Lindsay Anderson's film if...(1968), starring Malcolm McDowell as a schoolboy who leads a guerilla insurgence, imagines how repression, conformity, and fusty ritual at an English public school could lead to anarchy and bloody revolt. Its title is a sardonic nod to Rudyard Kipling's most famous poem, and its story a radical updating of Kipling's 1899 story 'Stalky and Co.,' in which prankish rebels are groomed to police the empire. Released at a time of unprecedented student uprisings in Europe and America, if...provided a peculiarly English perspective on the battle between generations - the perennial war of the romantically passionate against the corrupt, the ugly, the old, and the foolish. Though its emotional surface is authentically anti-authoritarian, its intellectual substance, as Mark Sinker argues, is rooted in a deep familiarity with the symbols of English ruling-class values. No longer a vehicle for shock or dissent, if...is today enjoyed comfortably, even nostalgically, but for Sinker this renders its many knots and paradoxes, the moments of poetry that Anderson argued were cinema's raison d'etre, all the more fascinating.

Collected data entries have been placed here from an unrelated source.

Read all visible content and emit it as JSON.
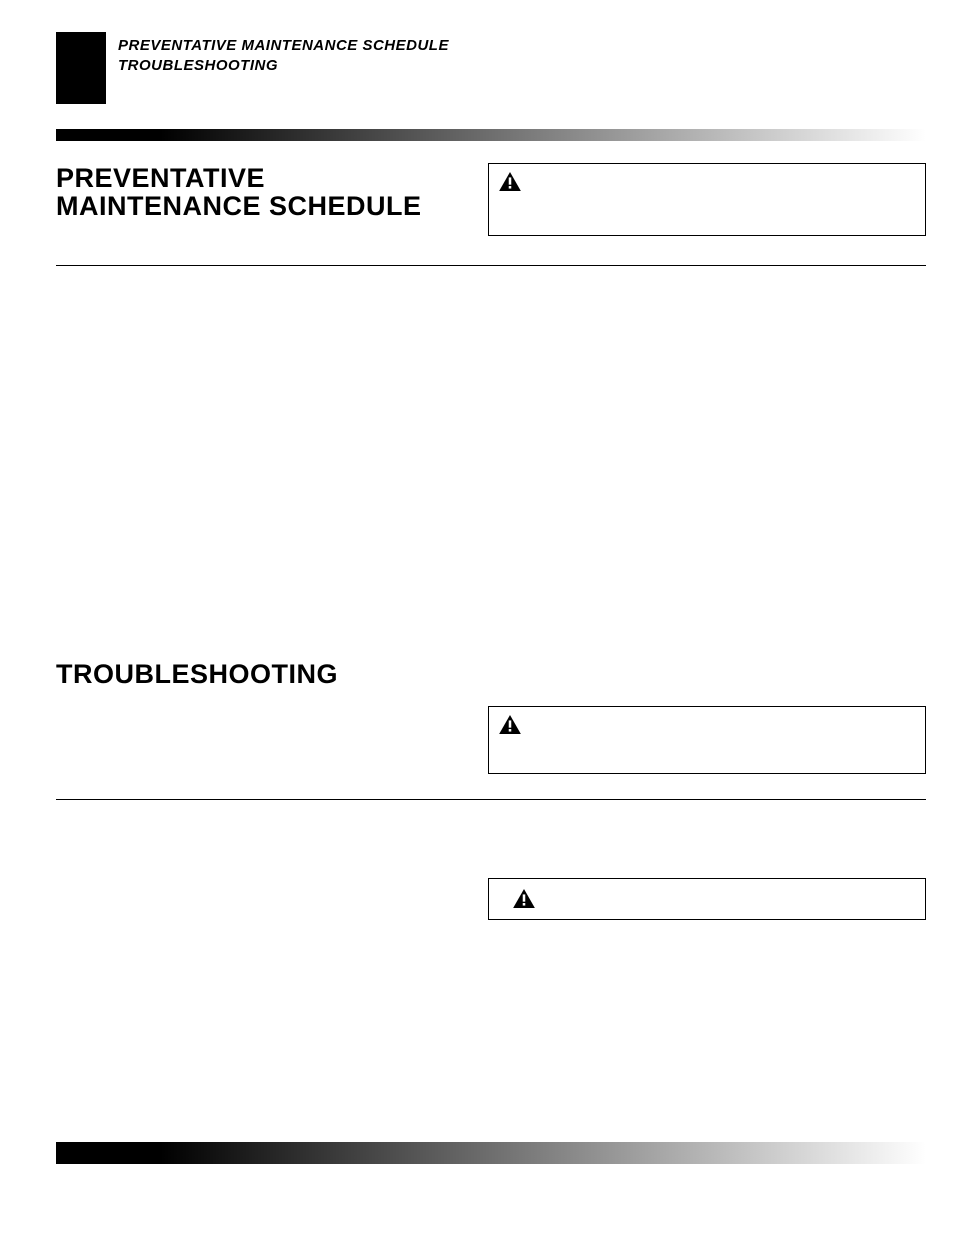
{
  "header": {
    "line1": "PREVENTATIVE MAINTENANCE SCHEDULE",
    "line2": "TROUBLESHOOTING"
  },
  "sections": {
    "title1_line1": "PREVENTATIVE",
    "title1_line2": "MAINTENANCE SCHEDULE",
    "title2": "TROUBLESHOOTING"
  },
  "icons": {
    "warning": "warning-triangle"
  }
}
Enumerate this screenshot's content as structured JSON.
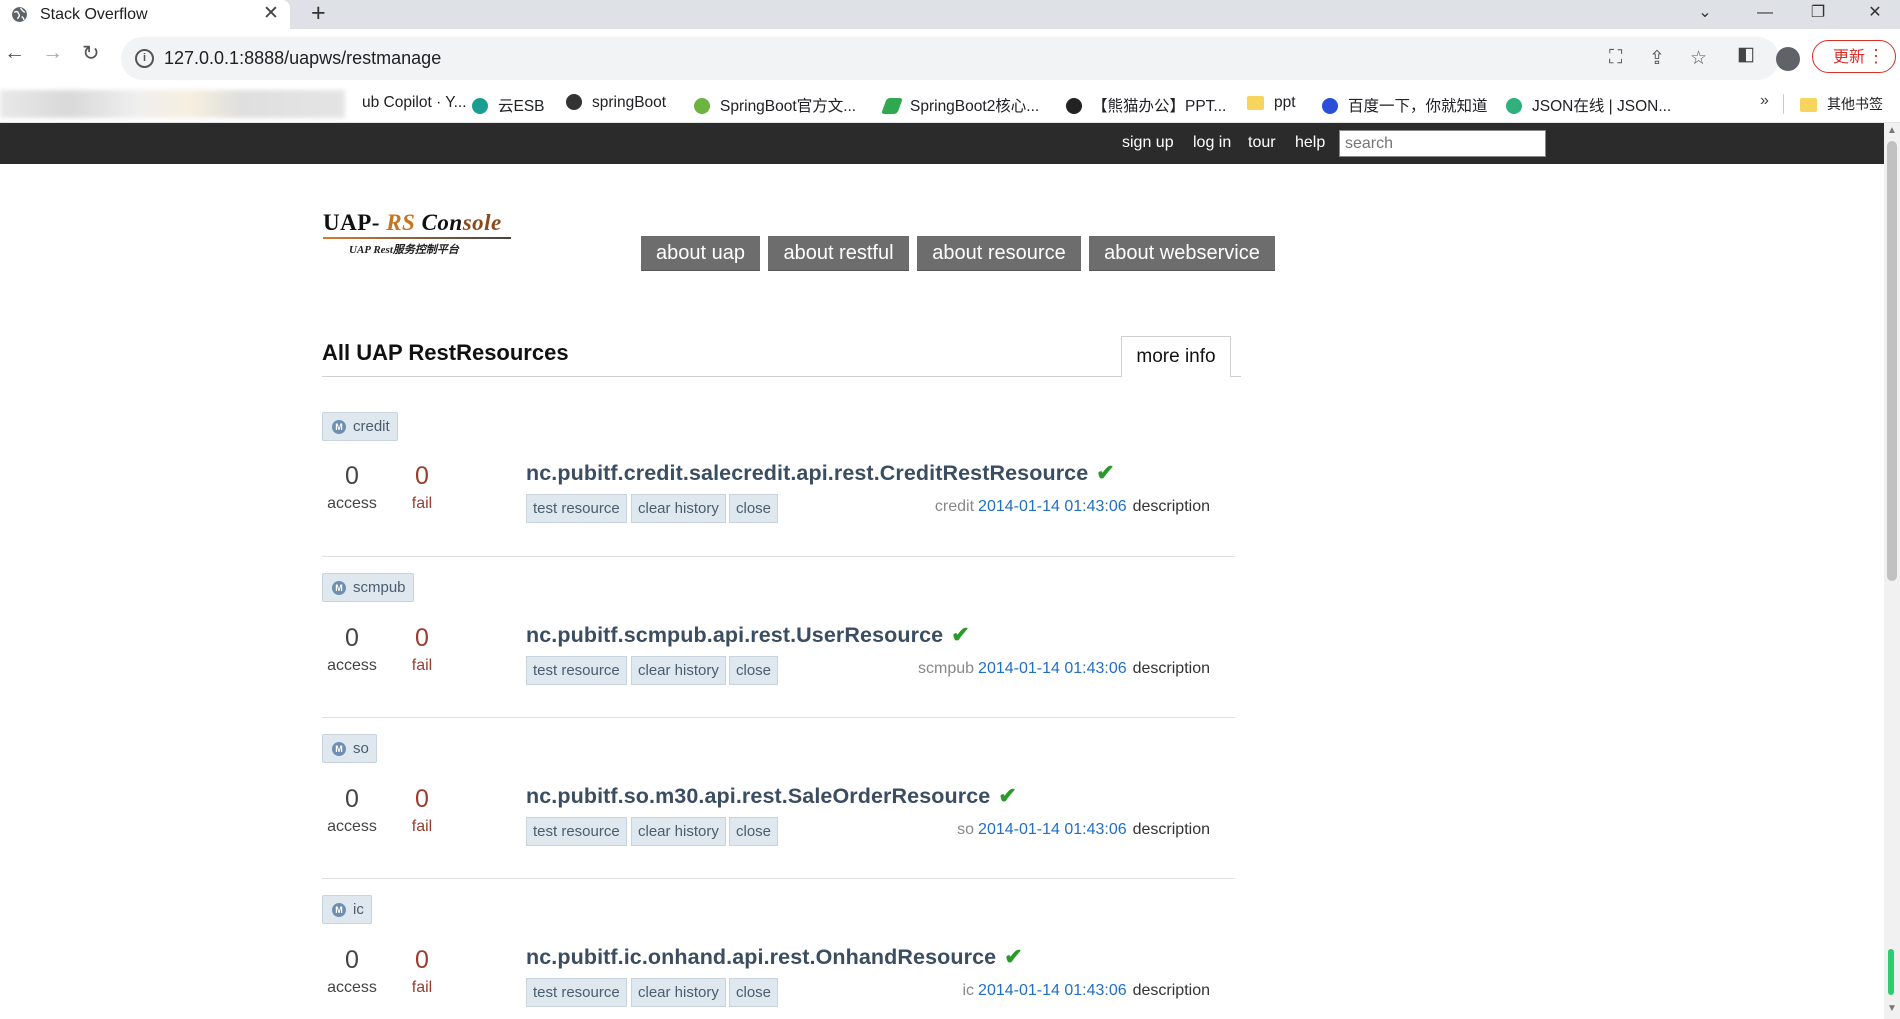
{
  "browser": {
    "tab_title": "Stack Overflow",
    "url": "127.0.0.1:8888/uapws/restmanage",
    "update_label": "更新",
    "bookmarks": [
      {
        "label": "ub Copilot · Y..."
      },
      {
        "label": "云ESB"
      },
      {
        "label": "springBoot"
      },
      {
        "label": "SpringBoot官方文..."
      },
      {
        "label": "SpringBoot2核心..."
      },
      {
        "label": "【熊猫办公】PPT..."
      },
      {
        "label": "ppt"
      },
      {
        "label": "百度一下，你就知道"
      },
      {
        "label": "JSON在线 | JSON..."
      }
    ],
    "other_bookmarks": "其他书签",
    "more_symbol": "»"
  },
  "topbar": {
    "links": [
      "sign up",
      "log in",
      "tour",
      "help"
    ],
    "search_placeholder": "search"
  },
  "logo": {
    "part1": "UAP- ",
    "part2": "RS",
    "part3": " Con",
    "part4": "sole",
    "subtitle": "UAP Rest服务控制平台"
  },
  "nav": [
    "about uap",
    "about restful",
    "about resource",
    "about webservice"
  ],
  "section": {
    "title": "All UAP RestResources",
    "more_info": "more info"
  },
  "labels": {
    "access": "access",
    "fail": "fail",
    "test": "test resource",
    "clear": "clear history",
    "close": "close",
    "description": "description"
  },
  "resources": [
    {
      "tag": "credit",
      "access": "0",
      "fail": "0",
      "name": "nc.pubitf.credit.salecredit.api.rest.CreditRestResource",
      "module": "credit",
      "time": "2014-01-14 01:43:06"
    },
    {
      "tag": "scmpub",
      "access": "0",
      "fail": "0",
      "name": "nc.pubitf.scmpub.api.rest.UserResource",
      "module": "scmpub",
      "time": "2014-01-14 01:43:06"
    },
    {
      "tag": "so",
      "access": "0",
      "fail": "0",
      "name": "nc.pubitf.so.m30.api.rest.SaleOrderResource",
      "module": "so",
      "time": "2014-01-14 01:43:06"
    },
    {
      "tag": "ic",
      "access": "0",
      "fail": "0",
      "name": "nc.pubitf.ic.onhand.api.rest.OnhandResource",
      "module": "ic",
      "time": "2014-01-14 01:43:06"
    }
  ]
}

You know the famous moment in Fawlty Towers when Basil’s car conks out when he’s in a tearing hurry and he gets out and yells at it “Start, you vicious bastard! I’ve laid it on the line for you time and time again…. Well I’m going to give you a damn good thrashing!” and he rushes off and grabs a tree branch and starts beating his car mercilessly. Well as I read this book that’s exactly what happened to me, my brain conked out, just wouldn’t work any more, and I jumped out and yelled at it and thrashed it with a tree branch but it just wouldn’t go.
Mark Sinker is too clever for me, he writes in a compacted ultraknowing style like this (here he’s talking about the idea of college) :
Middle-class investment in the system also hides a more idealised act of dissent. The ambivalence we hear in sacred school song is the chantry’s abiding phantom, the ghost of monkish resistance to a power grab long ago; it persists as a psalm sung within, for your own dead soul.
Or
Nakedness has the free pass of anti-censorship novelty in 1968, but animal growling followed by sexplay to hot drum-pop has today long been deeply unspecial industrial ritual.
And there is lots more on every page! I had the feeling this stuff could be translated into English.
I’m used to being towered over by the professors of semiology, deconstruction and Althusserian psychology but Mark Sinker caused a different kind of sinkering feeling – if this is film criticism, I should leave now.
Anyhow, I rewatched the film itself, and it stands up beautifully, you never saw such a parade of homely English faces and such repulsive English upper class manners; and the movie has a whole extra frisson, since the famous fantasy finale, with Malcolm McDowell and his other three “crusaders” perched on the roof, gunning down teachers, fellow pupils and their parents, must now be seen in the context of Columbine and every other horrible school shooting. Was ever a movie so accidentally prescient.
Mark Sinker’s monograph on Lindsay Anderson’s “if….” has some fine passages and gives a fairly balanced assessment of the movie, which is a rocky blend of sociology, fantasy, and pure ‘60s zeitgeist that I’ve always found stimulating, irritating, and oddly memorable. Partaking of a similar spirit, the book is too scrappy for its own good, full of slangy formulations and jokey ambiguities, but occasionally insightful all the same. Bottom line: a mixed entry in the estimable BFI Film Classics series.
Extremely dense post-Columbine take on Lindsay Anderson's second-best film, bringing together both deep knowledge of British public school lore and ultra-dialectical pop theory.